At a Jakarta cafe yesterday Sukmawati told The Australian she was horrified her poem, which lionises Indonesian culture over imported Islamic traditions such as the full-face niqab, had been interpreted as blasphemous, and was deeply sorry.
“I never intended to insult Muslims, which is why I did not use any words from our holy book, al Koran,” she said.
“My parents were Muslim. They educated us and all children of the nation to know our own culture. You have to know your dancing, your regional dress. That’s why I so appreciate it.”…
But she added: “This is a lesson for me. I will not put the words of Islam any more in my poetry.”
A day earlier she tearfully told a packed press conference: “From deep inside my heart I beg forgiveness from all Indonesian Muslims.”
It has not satisfied her accusers who insist she must be punished for insulting Islam.
“Personally I forgive her but this is blasphemy. I will not retract (the complaint),” said Dedi Suhardi of the 212 Alumni Brotherhood, one of the groups demanding her prosecution.
“Sukmawati must pay the price just like Ahok.”
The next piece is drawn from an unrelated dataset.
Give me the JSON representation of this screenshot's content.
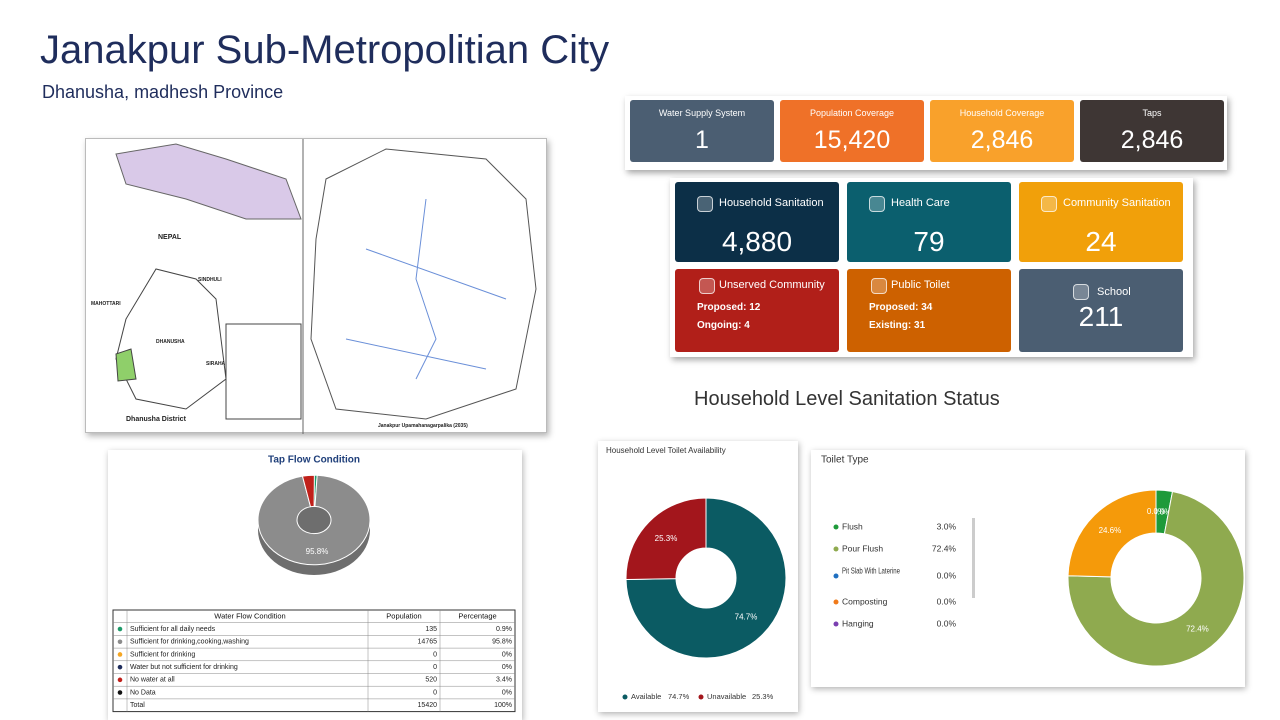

Jakarta’s Christian governor has been sentenced to two years in prison after a trial that was widely seen as a measure of religious pluralism in Indonesia, the world’s largest Muslim-majority country.
Basuki Tjahaja Purnama, better known as Ahok, was “found to have legitimately and convincingly conducted a criminal act of blasphemy, and because of that we have imposed two years of imprisonment”, the head judge, Dwiarso Budi Santiarto, told the court…
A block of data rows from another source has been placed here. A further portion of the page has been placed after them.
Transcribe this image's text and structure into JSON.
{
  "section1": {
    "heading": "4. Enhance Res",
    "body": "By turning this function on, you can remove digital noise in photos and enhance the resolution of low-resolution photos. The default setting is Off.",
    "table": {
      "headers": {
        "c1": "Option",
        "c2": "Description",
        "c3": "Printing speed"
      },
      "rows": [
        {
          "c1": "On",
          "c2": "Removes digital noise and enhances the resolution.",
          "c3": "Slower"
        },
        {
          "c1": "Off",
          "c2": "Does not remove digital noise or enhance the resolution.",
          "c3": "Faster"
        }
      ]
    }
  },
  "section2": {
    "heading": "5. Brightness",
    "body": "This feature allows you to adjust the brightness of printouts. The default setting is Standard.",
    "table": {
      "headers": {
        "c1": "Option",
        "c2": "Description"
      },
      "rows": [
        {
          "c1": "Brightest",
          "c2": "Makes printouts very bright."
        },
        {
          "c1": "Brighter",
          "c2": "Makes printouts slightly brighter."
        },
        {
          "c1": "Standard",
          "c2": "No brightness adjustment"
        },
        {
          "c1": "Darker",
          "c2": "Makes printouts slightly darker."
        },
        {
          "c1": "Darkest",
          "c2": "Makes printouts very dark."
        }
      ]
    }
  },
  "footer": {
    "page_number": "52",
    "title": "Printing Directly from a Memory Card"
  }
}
The blasphemy charge related to Ahok’s reference to a passage of the Qur’an during his re-election campaign in September, which hardline Islamist groups said amounted to insulting the holy book.
He insinuated that his opponents had used a Qur’anic verse to trick people into voting against him. An edited version of the speech went viral, sparking outrage. Ahok, a Christian with ethnic Chinese roots, is a “double minority” in Indonesia.
A series of protests against him drew hundreds of thousands on to the stfreets.